Medical data analytics
One collaboration with the Harvard Medical School studies the problem of integrating medical data. Hospitals, like many large organizations, collect much more data than can be usefully processed and analyzed using human experts and today's available software tools. Oftentimes, the data being collected but otherwise ignored contain useful clues for improving medical care for patients, with indicators in both individual patient records and statistical trends in the entire patient population. There is therefore a great need for new software tools to analyze medical data rapidly to identify potential indicators of irregularities, so that doctors and other healthcare providers can make better informed decisions.
The Julia group is interested in questions like:
- What can we learn about a patient from the sum total of his or her medical records, ECG readings, and genome samples?
- How much can we infer or predict about the patient's likelihoods of responding well to various treatments? How can we filter out erroneous data and identify interesting irregularities?
- How can we summarize all the data being recorded about patients and turn them into recommendations for healthcare providers?
We are interested in the answers to all these questions and more, using state of the art statistical and machine learning techniques.
Financial fraud detection
The Julia group is working on anomaly detection methods for detecting suspicious financial transactions in high frequency trading data. Data on high frequency trades is generated at the rate of ~ 2.2 TB/month for a single stock exchange, and analyzing these data requires state of the art techniques for handling streaming data and out-of-core data analytics.
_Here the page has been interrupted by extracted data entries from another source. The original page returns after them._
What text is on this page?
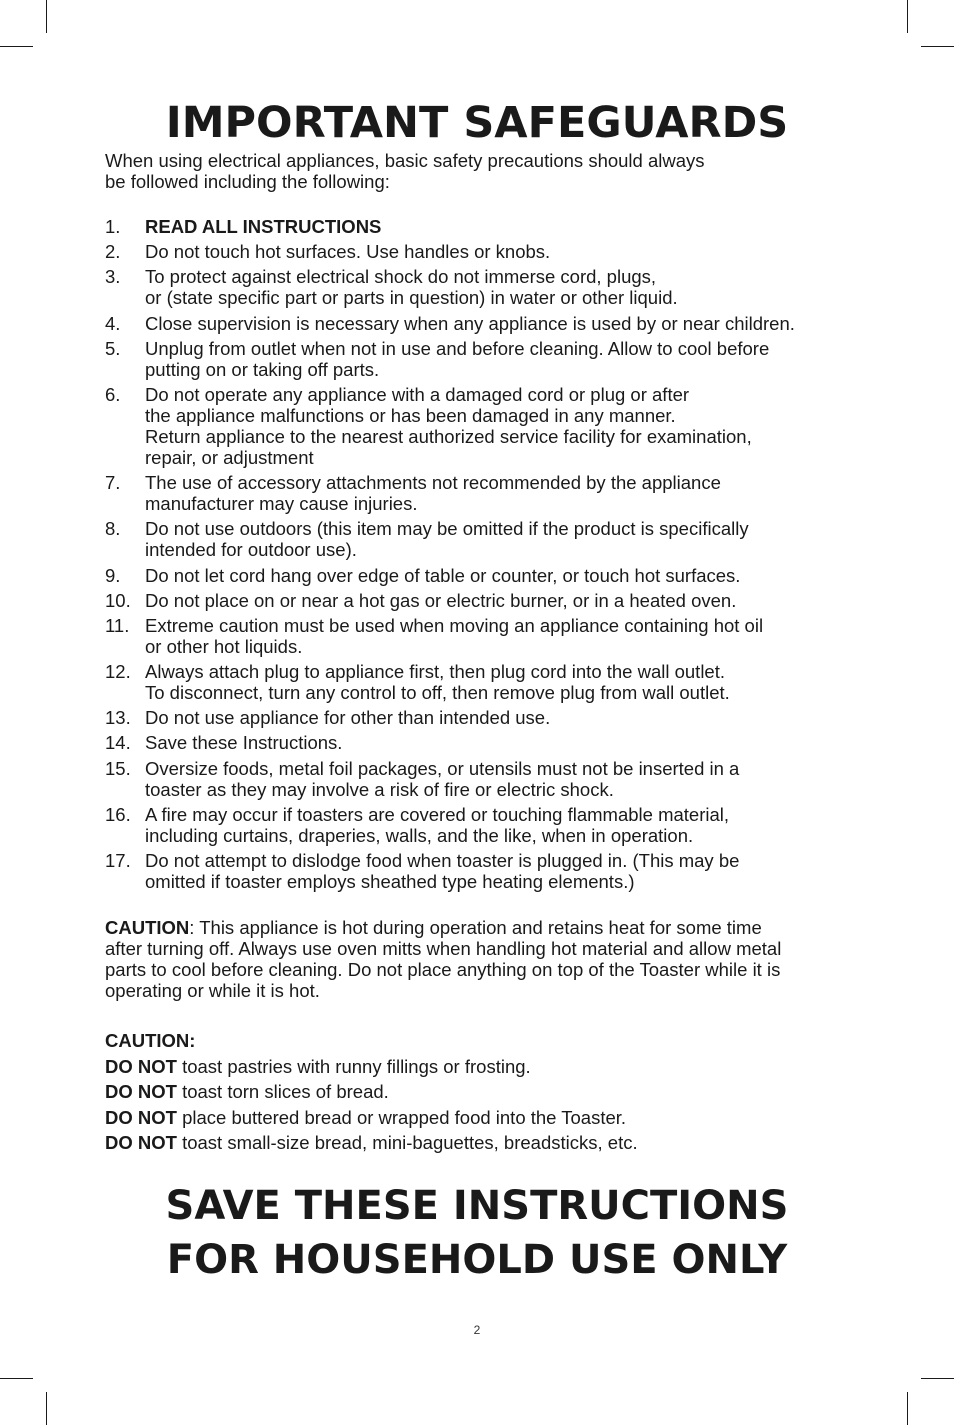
IMPORTANT SAFEGUARDS

When using electrical appliances, basic safety precautions should always
be followed including the following:

1. READ ALL INSTRUCTIONS
2. Do not touch hot surfaces. Use handles or knobs.
3. To protect against electrical shock do not immerse cord, plugs,
or (state specific part or parts in question) in water or other liquid.
4. Close supervision is necessary when any appliance is used by or near children.
5. Unplug from outlet when not in use and before cleaning. Allow to cool before
putting on or taking off parts.
6. Do not operate any appliance with a damaged cord or plug or after
the appliance malfunctions or has been damaged in any manner.
Return appliance to the nearest authorized service facility for examination,
repair, or adjustment
7. The use of accessory attachments not recommended by the appliance
manufacturer may cause injuries.
8. Do not use outdoors (this item may be omitted if the product is specifically
intended for outdoor use).
9. Do not let cord hang over edge of table or counter, or touch hot surfaces.
10. Do not place on or near a hot gas or electric burner, or in a heated oven.
11. Extreme caution must be used when moving an appliance containing hot oil
or other hot liquids.
12. Always attach plug to appliance first, then plug cord into the wall outlet.
To disconnect, turn any control to off, then remove plug from wall outlet.
13. Do not use appliance for other than intended use.
14. Save these Instructions.
15. Oversize foods, metal foil packages, or utensils must not be inserted in a
toaster as they may involve a risk of fire or electric shock.
16. A fire may occur if toasters are covered or touching flammable material,
including curtains, draperies, walls, and the like, when in operation.
17. Do not attempt to dislodge food when toaster is plugged in. (This may be
omitted if toaster employs sheathed type heating elements.)

CAUTION: This appliance is hot during operation and retains heat for some time
after turning off. Always use oven mitts when handling hot material and allow metal
parts to cool before cleaning. Do not place anything on top of the Toaster while it is
operating or while it is hot.

CAUTION:
DO NOT toast pastries with runny fillings or frosting.
DO NOT toast torn slices of bread.
DO NOT place buttered bread or wrapped food into the Toaster.
DO NOT toast small-size bread, mini-baguettes, breadsticks, etc.
SAVE THESE INSTRUCTIONS
FOR HOUSEHOLD USE ONLY
2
The Julia group is also developing new high performance statistical tools for analyzing genomics data, which is currently being produced at the rate of exabytes per year. New software tools are needed to replace existing bioinformatics tools which were not built to handle such enormous volumes of data. To this end, the Julia group is providing new specialized algorithms for handling the task of fitting statistical models to large quantities of data, with implementations of principal component analyses and statistical fitting tools optimized to take advantage of structure inherent in genomic data that is difficult or impossible to leverage with general purpose library routines for numerical linear algebra.
This project is an exciting interdisciplinary collaboration with Dr. Stavros Papadopoulos, Senior Research Scientist at Intel Labs, and Prof. Nikolaos Patsopoulos, Assistant Professor at Brigham and Women's Hospital, the Broad Institute and Harvard Medical School.